Note: This is being published with the permission of Medium under the responsible disclosure policy. The vulnerability is now fixed.
If you’re familiar with Medium, you’ll know that any user can recommend a post as a way of “liking” it. Top stories, sorted by the number of recommendations, are then shown in Medium’s “top stories” section.
I discovered Medium’s Bug Bounty Program and decided that I’d take a look around. One common issue in websites is known as a race condition, which allows users to perform actions more than allowed. Race conditions can be a huge problem for services dealing with money, and even affected Starbucks to add an infinite balance to a gift card. It works like this:
- A user makes, say, 10 requests to a website to perform an action at the same exact time. In the context of a bank account, let’s say this user sends $10 10 times to User B, while they only have $10 in their bank account.
- The bank receives these requests, and checks if the user has enough money in their account. As these requests were made at the same time, the bank returns that the user does have enough money for all 10 transactions.
- The user has now sent 10 $10 transactions, which means that they have -$90 in their account. User B, then has $100 in their account, even though there was only $10 to start with.

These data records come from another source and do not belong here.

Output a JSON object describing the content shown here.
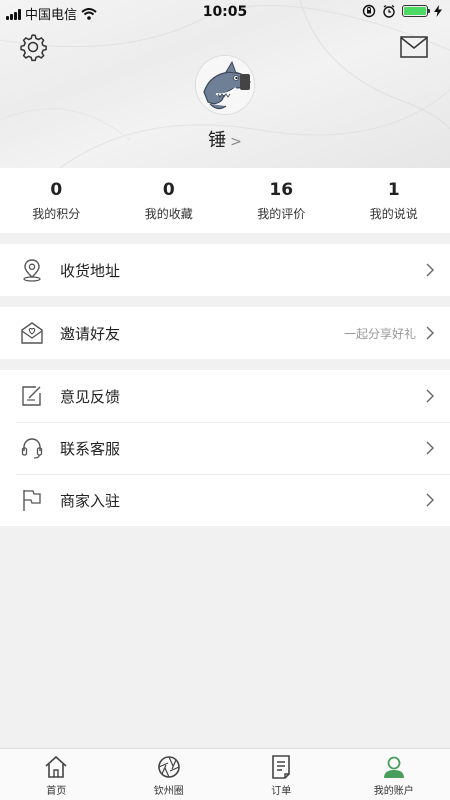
{
  "status_bar": {
    "carrier": "中国电信",
    "time": "10:05"
  },
  "profile": {
    "username": "锤",
    "chevron": ">"
  },
  "stats": [
    {
      "value": "0",
      "label": "我的积分"
    },
    {
      "value": "0",
      "label": "我的收藏"
    },
    {
      "value": "16",
      "label": "我的评价"
    },
    {
      "value": "1",
      "label": "我的说说"
    }
  ],
  "menu": {
    "address": {
      "label": "收货地址",
      "icon": "location-pin-icon"
    },
    "invite": {
      "label": "邀请好友",
      "hint": "一起分享好礼",
      "icon": "gift-envelope-icon"
    },
    "feedback": {
      "label": "意见反馈",
      "icon": "edit-note-icon"
    },
    "service": {
      "label": "联系客服",
      "icon": "headset-icon"
    },
    "merchant": {
      "label": "商家入驻",
      "icon": "flag-icon"
    }
  },
  "tabbar": [
    {
      "label": "首页",
      "icon": "home-icon"
    },
    {
      "label": "钦州圈",
      "icon": "aperture-icon"
    },
    {
      "label": "订单",
      "icon": "order-document-icon"
    },
    {
      "label": "我的账户",
      "icon": "user-icon",
      "active": true
    }
  ],
  "colors": {
    "accent_green": "#4a9e5c",
    "battery_green": "#4cd964"
  }
}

I discovered the same vulnerability in Medium. After concurrently recommending a comment 10 times, I noticed that Medium didn’t check for other requests at the same time:
Given that Medium sorts top stories by total number of recommendations, I was able to boost my story to one of the top spots.
Internet fame forever!
Timeline:
12/19/15 — Reported to Medium
1/4/16 — Response from Medium acknowledging vulnerability and bounty rewarded
1/13/16 — Disclosure requested
1/14/16 — Disclosure accepted
Overall, great experience with Medium with timely responses.